ALOS Interferometry and the down-dip slip limit of 2010 Maule, Chile earthquake

Xiaopeng Tong, David Sandwell, Karen Luttrell, Benjamin Brooks, Michael Bevis, Masanobu Shimada, James Foster, Robert Smalley Jr., Hector Parra, Juan Carlos Báe Soto, Mauru Blanco, Eric Kendric, Jeff Genrich, Dana J. Caccamise II
contact Xiaopeng Tong (xitong@ucsd.edu) for more information




ALOS interferograms
Nine tracks of ALOS ascending interferograms (FBS-FBS mode) and two tracks of ALOS descending interferograms (two subswaths of ScanSAR-ScanSAR mode and ScanSAR-FBS mode, and one track of FBS-FBS mode) cover a wide area from the coastline of central Chile to the foothills of the southern Andes. The white arrows show the radar look direction. The color scale shows the wrapped phase that corresponds to the range change (11.8 cm per cycle) between the ground points and the radar antenna. The ScanSAR acquisition of Track 422 on March 1, 2010 is particularly important for recording the entire coseismic deformation along the coastline of Chile. The white star indicates the earthquake epicenter. The focal mechanism of this earthquake is from Global CMT solution [NEIC, 2010]. The black triangles show the locations of the 13 GPS sites used in the inversion (4 sites are outside of the map boundaries). Solid black line shows the surface trace of the simplified fault model and the dashed black line marks the 40-km depth position of the fault for a 15 degree dip angle. The down-dip slip limit of this earthquake can be infered intuitively by the fringe pattern of the interferograms. Red arrow shows the interseismic convergence vector. Satellite images were collected by the L-band synthetic aperture radar aboard the ALOS spacecraft that is operated by the Japanese Space Agency - JAXA.


Profiles across the fault
Transects of unwrapped ALOS line-of-sight data a) ascending and b) descending. Locations of north (black) and south (blue) transects are shown in the figure above. The down-dip slip limit are marked as "inflection point". c) Smoothed topography (black line) and free-air gravity (blue line) profiles over Maule, Chile illustrating major geological features: trench axis, Chilean Coast Range, Longitudinal Valley and High Andes. d) Seismicity and fault geometry in Maule, Chile region. The black circles show the M>4 background seismicity spanning 1960-2007, whose depths are well constrained in EHB bulletin. The red star shows the epicenter of the Maule, Chile earthquake and the blue squares show the locations of the M>6 aftershocks [NEIC, 2010]. Three gray lines show the fault plane for 12°, 15°, 18° dip angles used in the slip models. Note the 12 degree dipping surface lies shallower than the epicenter and much of the background seismicity.


Coseismic slip inversion
Coseismic slip model along a 15° dipping fault plane over shaded topography in Mercator projection. Dashed lines show contours of fault depth (they are not exactly parallel because of the map projection). The red arrows show the observed horizontal displacement of the GPS vectors and the nearly coincident green arrows show the predicted horizontal displacement from the coseismic slip model. Note the directions of coseismic slip from the coastal GPS, and the moment tensor is parallel to the interseismic motion vector indicating a significant right-lateral slip component to accommodate the oblique convergence. b) Along-strike averaged slip versus depth for different dip angles. The solid black line (15° dip) shows the preferred slip-depth distribution. The model misfits for different dip angles are also shown. The possible Moho depth is marked as two gray bars. Note the average slip magnitude decreases more or less linearly from ~18 km depth to ~43 km depth then becomes essentially zero from ~43-48 km depth. The resolution of the inversion under InSAR coverage is about 10 km in absolute depth (40 km along dip) so this slip-depth characteristic is well resolved. The slip offshore is less well constrained.

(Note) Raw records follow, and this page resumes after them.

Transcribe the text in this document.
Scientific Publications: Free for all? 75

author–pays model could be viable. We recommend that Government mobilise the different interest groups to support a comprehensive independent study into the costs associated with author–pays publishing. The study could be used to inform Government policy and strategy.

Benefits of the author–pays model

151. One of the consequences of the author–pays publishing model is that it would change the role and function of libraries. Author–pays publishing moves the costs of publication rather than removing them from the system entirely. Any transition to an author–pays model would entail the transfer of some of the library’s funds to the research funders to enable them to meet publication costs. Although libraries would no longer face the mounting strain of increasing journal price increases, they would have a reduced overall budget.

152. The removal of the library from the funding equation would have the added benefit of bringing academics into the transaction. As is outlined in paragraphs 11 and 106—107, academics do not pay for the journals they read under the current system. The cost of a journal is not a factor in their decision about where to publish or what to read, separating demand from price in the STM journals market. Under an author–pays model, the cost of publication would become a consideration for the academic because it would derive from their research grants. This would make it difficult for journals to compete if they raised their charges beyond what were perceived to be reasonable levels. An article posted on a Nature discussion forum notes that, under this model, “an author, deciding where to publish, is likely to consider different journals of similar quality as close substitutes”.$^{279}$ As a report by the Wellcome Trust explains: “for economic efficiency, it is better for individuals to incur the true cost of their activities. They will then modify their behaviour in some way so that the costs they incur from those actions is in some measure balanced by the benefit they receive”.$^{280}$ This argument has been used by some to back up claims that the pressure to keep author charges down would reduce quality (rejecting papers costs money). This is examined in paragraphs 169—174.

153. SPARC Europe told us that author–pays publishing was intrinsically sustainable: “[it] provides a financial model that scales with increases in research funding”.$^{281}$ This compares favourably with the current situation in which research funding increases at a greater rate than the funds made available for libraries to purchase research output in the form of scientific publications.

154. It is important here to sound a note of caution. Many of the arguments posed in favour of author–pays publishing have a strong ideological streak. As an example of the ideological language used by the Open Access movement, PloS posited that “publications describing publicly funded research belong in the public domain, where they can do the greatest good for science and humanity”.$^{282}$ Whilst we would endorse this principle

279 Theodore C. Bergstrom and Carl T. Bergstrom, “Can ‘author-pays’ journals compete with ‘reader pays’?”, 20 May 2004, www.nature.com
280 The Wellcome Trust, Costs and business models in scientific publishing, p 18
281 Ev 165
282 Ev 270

Updated coseismic slip model and static stress change
We updated the coseismic slip solution with additional published GPS measurements. Then we compared the stress change from this earthquake to the topographic loading stress. See [Luttrell et al., 2011] for details. (a) Coseismic slip model from joint inversion of GPS and InSAR data. The magnitude of slip (hanging wall motion relative to foot wall) are indicated by the colored squares. The dashed gray line indicates the Moho at 40 km depth. (b) and (c) Static shear stress change from Maule, Chile earthquake derived from slip model shown in Figure (a). Positive (negative) shear stress values correspond to stress release (build up).